Q. I am 22 and have managed to save some funds from pocket money during my time at college and converted it into a fixed deposit. Yet, with the very low interest rates being offered by banks during recent times, my money is just not growing. How do I move into the financial market and importantly, where do I find specific knowledge regarding investing as a beginner?
A. It is good to diversify your investments across asset classes. And if you do not need money in the short term, then you should definitely invest in market-linked instruments like mutual funds. Stocks could be the next step and that too, only if you are willing to track the markets closely. With mutual funds, start with simple equity index funds that track the market passively. This way you don’t need to do much research on which fund or fund manager is doing well or worry about being sold the wrong product with high commission. If you can commit to not touching your savings for at least seven years, consider 60-70% in equity index funds (like the Nifty 50, Nifty 500, Next 50 and so on) and the rest either in traditional options such as PPF or in debt mutual funds, specifically short duration and corporate bond funds.
Ensure you do a regular monthly SIP on these funds to navigate market ups and down. You can read this article to get more clarity on how to invest in the market. Go to https://bit.ly/InvestmentBeginner or scan the QR code that appears along with this article.
On building knowledge – both reading and investing will help. You can consider reading books such as Let’s talk money by Monika Halan, Money wise by Deepak Shenoy and You can be rich too: with goal-based investing by P.V. Subramanyam and M. Pattabiraman, to know the basics of money and financial planning. You may refer to mutual fund (MF) websites to know the basics of MFs.
Q. I am 28 and self-employed. I have started developing an interest in the stock markets and have been learning since the pandemic began. I couldn't help noticing the sudden growth in people’s interest in initial public offerings (IPOs). However, research efforts made via the Internet tell me that some experts view it as unsafe, without proper knowledge, to go for these offerings.
So, what should we know about, before applying for an initial public offering?
A. IPOs are seen as a source of quick wealth in a bull market. But popular to such bull market belief by new investors, past data of IPOs suggest that the wealth effect fizzles out with time. If you are really interested in investing in an IPO, you need to get the following three combinations right: one, you need to find a business that is scalable and that can compound earnings and generate steady cash flows. Two, you need to identify such a business at the right time — when its growth is taking off. Three and most importantly – you need to buy it at a reasonable price/valuation that provides sufficient upside for you.
In stocks that are already trading in the secondary market, getting all of these three right may be difficult but very much possible. With IPOs, it is not easy. For one, your understanding of the company making the public offer is limited to what is said in the offer document or prospectus.
Here, the performance record stated is limited. Two, in terms of timing, IPOs are more timed to offload the stakes of promoters or private equity investors when a sector is fancied the most (such as chemicals or e-commerce IPOs in 2021) than allowing you to enter a business at the right, opportune moment.
Three, since those exiting the company during the IPO would want the maximum value, it is not easy for an IPO to be priced realistically — leaving real long-term upside. You will see that the IPOs of brands such as Policy Bazaar, despite listing gains, have slipped below the offer price, unable to sustain the gains! So, if you are lucky to get all these three right, IPOs make sense. Else, they are more a lottery!
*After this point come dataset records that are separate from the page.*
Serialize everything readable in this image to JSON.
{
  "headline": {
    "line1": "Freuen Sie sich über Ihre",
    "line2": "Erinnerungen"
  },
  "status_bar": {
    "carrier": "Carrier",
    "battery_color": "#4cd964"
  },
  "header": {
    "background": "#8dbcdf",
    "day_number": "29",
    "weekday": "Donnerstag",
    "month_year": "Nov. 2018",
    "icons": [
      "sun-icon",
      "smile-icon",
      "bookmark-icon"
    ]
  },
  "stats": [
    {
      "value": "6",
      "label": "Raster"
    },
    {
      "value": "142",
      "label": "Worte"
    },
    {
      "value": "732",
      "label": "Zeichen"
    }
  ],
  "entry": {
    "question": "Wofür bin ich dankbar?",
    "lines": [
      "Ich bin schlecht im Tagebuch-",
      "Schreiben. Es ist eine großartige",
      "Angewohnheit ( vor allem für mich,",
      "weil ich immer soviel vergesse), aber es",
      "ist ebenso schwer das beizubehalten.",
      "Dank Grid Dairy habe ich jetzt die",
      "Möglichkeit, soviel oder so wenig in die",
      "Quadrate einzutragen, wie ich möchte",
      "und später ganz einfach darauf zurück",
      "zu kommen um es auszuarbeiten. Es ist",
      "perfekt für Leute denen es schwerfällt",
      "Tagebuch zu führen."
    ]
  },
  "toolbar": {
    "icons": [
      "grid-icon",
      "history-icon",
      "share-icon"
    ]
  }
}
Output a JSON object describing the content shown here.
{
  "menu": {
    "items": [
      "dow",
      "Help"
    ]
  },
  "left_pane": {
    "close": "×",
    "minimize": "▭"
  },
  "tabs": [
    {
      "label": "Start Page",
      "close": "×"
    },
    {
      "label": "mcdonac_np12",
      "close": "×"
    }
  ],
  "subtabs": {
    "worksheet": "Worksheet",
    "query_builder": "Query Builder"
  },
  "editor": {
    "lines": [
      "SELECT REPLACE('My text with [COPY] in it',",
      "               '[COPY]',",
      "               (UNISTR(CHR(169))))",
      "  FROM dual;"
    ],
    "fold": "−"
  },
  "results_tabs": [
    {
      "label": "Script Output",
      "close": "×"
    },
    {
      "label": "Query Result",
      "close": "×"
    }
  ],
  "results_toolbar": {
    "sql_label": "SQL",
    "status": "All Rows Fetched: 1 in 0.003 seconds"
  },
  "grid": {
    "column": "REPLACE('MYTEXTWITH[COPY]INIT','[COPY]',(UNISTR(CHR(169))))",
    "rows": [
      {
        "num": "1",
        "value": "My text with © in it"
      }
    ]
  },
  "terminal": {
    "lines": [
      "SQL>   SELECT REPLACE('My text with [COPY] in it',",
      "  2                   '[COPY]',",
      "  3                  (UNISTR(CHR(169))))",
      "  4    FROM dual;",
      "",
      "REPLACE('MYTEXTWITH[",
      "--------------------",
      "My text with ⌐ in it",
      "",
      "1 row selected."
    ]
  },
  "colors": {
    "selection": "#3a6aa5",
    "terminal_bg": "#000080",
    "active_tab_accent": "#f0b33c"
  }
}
Q. I am a 32-year-old Air Force employee with nine years of service left. I want to invest about ₹5,000 monthly for my one-year-old daughter in the stock market. Please advise.
A. First, thank you for your services. We’re glad that you are starting investments early for your daughter’s future. Since you have a girl child, consider a product like Sukanya Samriddhi Yojana by the government. This can be about ₹2,000. For the rest, start investing in equity mutual funds — index funds like the Nifty 50, Nifty 500, international index like Nasdaq 100. Use systematic investment plans (SIPs) and ensure you do not disturb the corpus for at least 7 years. As your income grows, raise your SIP value. Set aside any lump sums you get to save, separately, in FDs for any school expenses beginning in the next couple of years.